Refleks, Ayas menggaruk kepalanya yang tak gatal. "Bukan apa-apa sih, aku cuma mau hadir." Ayas merutuki alasan klasiknya. Bagaimana mungkin ia membicarakan hal tersebut pada Silky.
Silky tertawa nyaring. "Nikah sama Gus Nabil? Kita cuma sahabat, Yas. Aku sama dia udah berteman sejak kecil. Kami tetanggan. Kebetulan Gus Ismail kenal deket sama ayah, karena dulunya mereka satu kampus bareng. Jadi orang tua kami memang udah saling menganal."

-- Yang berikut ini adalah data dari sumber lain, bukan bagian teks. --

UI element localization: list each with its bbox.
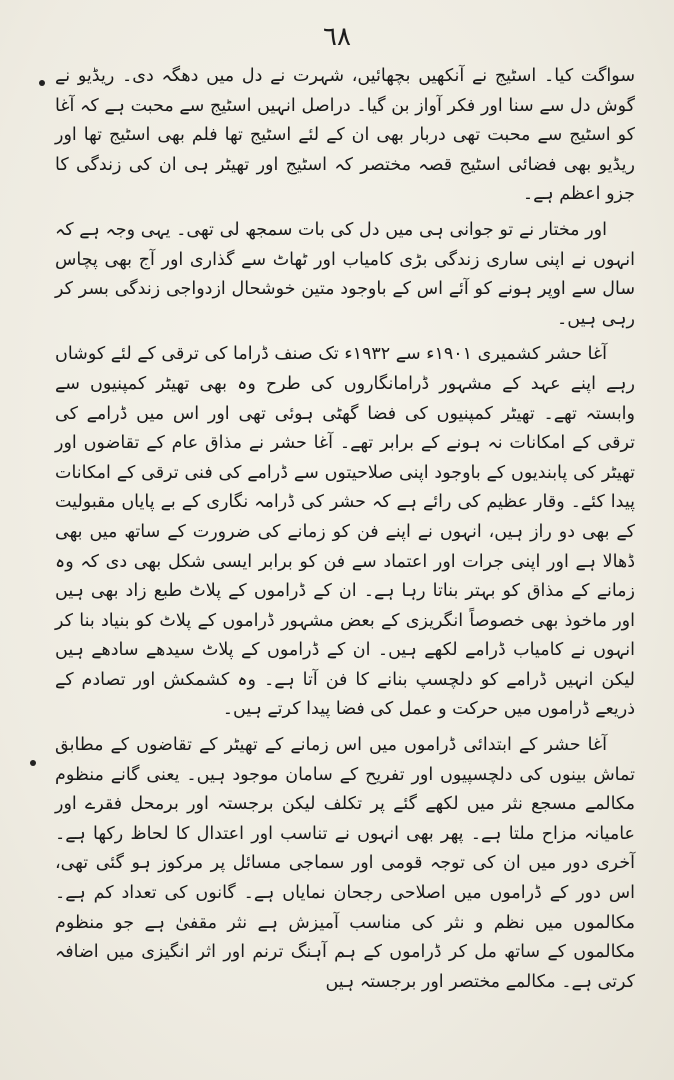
paragraph: اور مختار نے تو جوانی ہی میں دل کی بات سمجھ لی تھی۔ یہی وجہ ہے کہ انہوں نے اپنی ساری زندگی بڑی کامیاب اور ٹھاٹ سے گذاری اور آج بھی پچاس سال سے اوپر ہونے کو آئے اس کے باوجود متین خوشحال ازدواجی زندگی بسر کر رہی ہیں۔ (55, 219, 635, 329)
paragraph: آغا حشر کے ابتدائی ڈراموں میں اس زمانے کے تھیٹر کے تقاضوں کے مطابق تماش بینوں کی دلچسپیوں اور تفریح کے سامان موجود ہیں۔ یعنی گانے منظوم مکالمے مسجع نثر میں لکھے گئے پر تکلف لیکن برجستہ اور برمحل فقرے اور عامیانہ مزاح ملتا ہے۔ پھر بھی انہوں نے تناسب اور اعتدال کا لحاظ رکھا ہے۔ آخری دور میں ان کی توجہ قومی اور سماجی مسائل پر مرکوز ہو گئی تھی، اس دور کے ڈراموں میں اصلاحی رجحان نمایاں ہے۔ گانوں کی تعداد کم ہے۔ مکالموں میں نظم و نثر کی مناسب آمیزش ہے نثر مقفیٰ ہے جو منظوم مکالموں کے ساتھ مل کر ڈراموں کے ہم آہنگ ترنم اور اثر انگیزی میں اضافہ کرتی ہے۔ مکالمے مختصر اور برجستہ ہیں (55, 735, 635, 992)
page-number: ٦٨ (323, 22, 351, 52)
paragraph: آغا حشر کشمیری ۱۹۰۱ء سے ۱۹۳۲ء تک صنف ڈراما کی ترقی کے لئے کوشاں رہے اپنے عہد کے مشہور ڈرامانگاروں کی طرح وہ بھی تھیٹر کمپنیوں سے وابستہ تھے۔ تھیٹر کمپنیوں کی فضا گھٹی ہوئی تھی اور اس میں ڈرامے کی ترقی کے امکانات نہ ہونے کے برابر تھے۔ آغا حشر نے مذاق عام کے تقاضوں اور تھیٹر کی پابندیوں کے باوجود اپنی صلاحیتوں سے ڈرامے کی فنی ترقی کے امکانات پیدا کئے۔ وقار عظیم کی رائے ہے کہ حشر کی ڈرامہ نگاری کے بے پایاں مقبولیت کے بھی دو راز ہیں، انہوں نے اپنے فن کو زمانے کی ضرورت کے ساتھ میں بھی ڈھالا ہے اور اپنی جرات اور اعتماد سے فن کو برابر ایسی شکل بھی دی کہ وہ زمانے کے مذاق کو بہتر بناتا رہا ہے۔ ان کے ڈراموں کے پلاٹ طبع زاد بھی ہیں اور ماخوذ بھی خصوصاً انگریزی کے بعض مشہور ڈراموں کے پلاٹ کو بنیاد بنا کر انہوں نے کامیاب ڈرامے لکھے ہیں۔ ان کے ڈراموں کے پلاٹ سیدھے سادھے ہیں لیکن انہیں ڈرامے کو دلچسپ بنانے کا فن آتا ہے۔ وہ کشمکش اور تصادم کے ذریعے ڈراموں میں حرکت و عمل کی فضا پیدا کرتے ہیں۔ (55, 344, 635, 720)
margin-dot (39, 80, 45, 86)
urdu-body-text (55, 62, 635, 1003)
paragraph: سواگت کیا۔ اسٹیج نے آنکھیں بچھائیں، شہرت نے دل میں دھگہ دی۔ ریڈیو نے گوش دل سے سنا اور فکر آواز بن گیا۔ دراصل انہیں اسٹیج سے محبت ہے کہ آغا کو اسٹیج سے محبت تھی دربار بھی ان کے لئے اسٹیج تھا فلم بھی اسٹیج تھا اور ریڈیو بھی فضائی اسٹیج قصہ مختصر کہ اسٹیج اور تھیٹر ہی ان کی زندگی کا جزو اعظم ہے۔ (55, 66, 635, 205)
margin-dot (30, 760, 36, 766)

Dahi Ayas berkerut, "Tapi kak Nabil bilang kalau kamu tunangan dia."
"Bilang di mana?"
"Waktu kita di Mesir."
Silky menggeleng-gelengkan kepalanya sembari terus tertawa. "Jangan percaya. Dia emang masih kayak dulu ternyata, nggak berubah."
Ayas semakin tak mengerti. Sebenarnya hubungan seperti apa yang dimiliki Silky dan Nabil.
"Maksudnya gimana?" tanya Ayas.
Silky terdiam. Ia tak langsung menjawab pertanyaan Ayas.
"Gimana ya bilangnya?" Silky menggaruk kepalanya yang tak gatal. Raut wajahnya terlihat rancu. Jelas ada sesuatu yang sangat ambigu.
"Kenapa emang? Biasa aja ya, Sil," kata Ayas.
"Sini duduk dulu." Silky menarik tangan Ayas dan mendudukannya di bawah tangga yang menghubungkan kamar lantai dua.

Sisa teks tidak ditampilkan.